1;市場再建への一歩~大阪の生コン
大阪の生コン業界が新しい秩序の形成に向けて一歩を踏み出した。13日までに26社33工場が大阪広域生コンクリート協同組合(木村貴洋理事長)に新規加入届を提出した。阪神地区生コン協同組合(矢倉完治理事長)、大阪レディーミクストコンクリート協同組合(伊葉功二理事長)の所属組合員の過半が合流を決断したもので、加入が正式に承認されれば大阪広域協組の市場占有率は40%から80%に倍増し、陥没市況からの脱却に向けた体制がおおむね整う。ただ、シェア設定など乗り越えるべきハードルは多い。市場再建の動きを本格的な軌道に乗せられるかどうかむしろこれからが正念場だ。
大阪の生コン市場は、3つの生コン協組と員外社の4勢力による熾烈な受注競争が繰り広げられている。市況は、つるべ落としに下がり、陥没圏で推移する。コストアップの価格転嫁もままならず、生コン各社の収益は極度に悪化、経営破綻や撤退、事業譲渡といった淘汰・再編の荒波が襲っている。

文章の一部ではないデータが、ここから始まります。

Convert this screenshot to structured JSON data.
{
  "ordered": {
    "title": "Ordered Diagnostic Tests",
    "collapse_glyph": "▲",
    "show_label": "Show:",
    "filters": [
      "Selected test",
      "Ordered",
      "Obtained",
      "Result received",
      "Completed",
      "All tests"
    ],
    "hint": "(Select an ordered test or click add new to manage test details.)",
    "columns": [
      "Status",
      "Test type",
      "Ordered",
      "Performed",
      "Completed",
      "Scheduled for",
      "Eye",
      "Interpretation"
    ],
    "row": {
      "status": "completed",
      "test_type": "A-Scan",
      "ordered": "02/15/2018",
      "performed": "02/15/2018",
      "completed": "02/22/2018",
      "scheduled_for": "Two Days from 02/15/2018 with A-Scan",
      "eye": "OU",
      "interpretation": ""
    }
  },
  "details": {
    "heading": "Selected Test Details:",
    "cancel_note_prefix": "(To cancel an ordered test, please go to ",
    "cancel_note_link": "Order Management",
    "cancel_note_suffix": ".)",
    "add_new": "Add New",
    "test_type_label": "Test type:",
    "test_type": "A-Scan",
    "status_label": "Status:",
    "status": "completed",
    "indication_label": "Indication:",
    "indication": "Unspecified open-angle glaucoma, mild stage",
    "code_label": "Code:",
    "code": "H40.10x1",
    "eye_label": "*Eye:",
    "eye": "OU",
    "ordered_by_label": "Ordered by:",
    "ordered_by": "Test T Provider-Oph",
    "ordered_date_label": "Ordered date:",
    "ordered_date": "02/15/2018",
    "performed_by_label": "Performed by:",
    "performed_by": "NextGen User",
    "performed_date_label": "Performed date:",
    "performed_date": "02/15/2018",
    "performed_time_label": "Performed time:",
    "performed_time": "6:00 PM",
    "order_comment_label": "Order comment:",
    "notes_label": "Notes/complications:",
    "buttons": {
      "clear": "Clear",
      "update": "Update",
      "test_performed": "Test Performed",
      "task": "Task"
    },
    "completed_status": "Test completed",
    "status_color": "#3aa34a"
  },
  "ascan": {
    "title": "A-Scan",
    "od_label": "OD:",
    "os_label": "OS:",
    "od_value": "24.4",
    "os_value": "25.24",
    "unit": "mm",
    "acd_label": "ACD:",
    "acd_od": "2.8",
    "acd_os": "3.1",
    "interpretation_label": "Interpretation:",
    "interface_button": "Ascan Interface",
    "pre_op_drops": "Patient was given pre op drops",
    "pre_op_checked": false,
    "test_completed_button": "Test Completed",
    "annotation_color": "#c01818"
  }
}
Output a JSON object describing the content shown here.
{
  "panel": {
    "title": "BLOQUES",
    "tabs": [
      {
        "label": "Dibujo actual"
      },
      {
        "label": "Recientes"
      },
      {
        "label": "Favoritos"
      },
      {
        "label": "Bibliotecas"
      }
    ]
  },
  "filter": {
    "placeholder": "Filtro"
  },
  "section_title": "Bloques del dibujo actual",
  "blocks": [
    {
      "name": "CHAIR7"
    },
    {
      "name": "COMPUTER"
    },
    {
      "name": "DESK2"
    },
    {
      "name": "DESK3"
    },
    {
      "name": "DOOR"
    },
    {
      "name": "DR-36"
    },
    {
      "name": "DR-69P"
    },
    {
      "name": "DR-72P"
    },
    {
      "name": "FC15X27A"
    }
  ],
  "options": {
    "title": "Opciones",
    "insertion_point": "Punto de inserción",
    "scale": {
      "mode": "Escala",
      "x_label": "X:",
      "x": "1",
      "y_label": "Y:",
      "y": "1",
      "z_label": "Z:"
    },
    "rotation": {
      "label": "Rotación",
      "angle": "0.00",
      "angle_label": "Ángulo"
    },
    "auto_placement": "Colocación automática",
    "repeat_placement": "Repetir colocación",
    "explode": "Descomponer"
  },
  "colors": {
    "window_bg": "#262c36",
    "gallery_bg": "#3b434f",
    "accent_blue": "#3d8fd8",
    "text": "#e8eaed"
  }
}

こうした事態を重く見た大阪兵庫生コンクリート工業組合(小林俊雄理事長)は一昨年、阪神地区、大阪レディーミクスト両協組が大阪広域協組に団体加入する再編スキームを提案、調整に乗り出した。その流れの中で、危機感が共有され、市場再建への胎動が徐々に強まってきたという。
新規加入届を提出したのは阪神地区協組(20社23工場)所属の18社20工場、大阪レディーミクスト協組(10社14工場)所属の7社10工場、協組未加入の1社2工場。大阪広域協組は加入手続きに着手、定款や規約・規定を各社に郵送した。今後、工場の能力調査を実施したうえで、出資金の払込み、各種契約書面の提出を求める。木村理事長は「定款や法令の遵守を踏まえて加入を承認するかどうか理事会に諮る。合意が得られれば5月20日頃までに加入承認できるだろう」と語る。ほかに加入意思を表明しているところもあり、新規加入はさらに増える可能性もある。
大阪広域協組の事業エリアの生コン工場は120。需要規模は560万m3(2013年度推定)で、各勢力の市場占有率は、大阪広域協組が40%m3、阪神地区、大阪レディーミクスト両協組が各21%(各120万m3)、協組未加入が18%(100万m3)。26社33工場が大阪広域協組に加入すると、組合員数は84社102工場、市場占有率は80%となる。同協組は市場占有率90%以上を目標に掲げており、加入促進に引き続き努める。
喫緊の課題は陥没市況の是正だ。建値は昨秋改定した1万5800円(18・18・20)で据え置き、適正価格の収受を図る考えだ。
木村理事長は「当協組の組合員も加入届を出された会社も期待と不安が交錯しているのは否めない。だが、今の厳しい市況ではどの会社もいずれ立ち行かなくなる。品質の維持、安定供給といった社会的使命を果たすためにも業界を建て直す必要がある。まだスタートラインに立ったばかりだが、再建に向けて力強い一歩を踏み出したい」と強調する。
また、大阪兵庫工組の小林理事長は「和して拓くの精神がようやく醸成されてきた。全員で議論し、ベクトルを合わせて新しい道を切り開いてほしい」と期待を示している。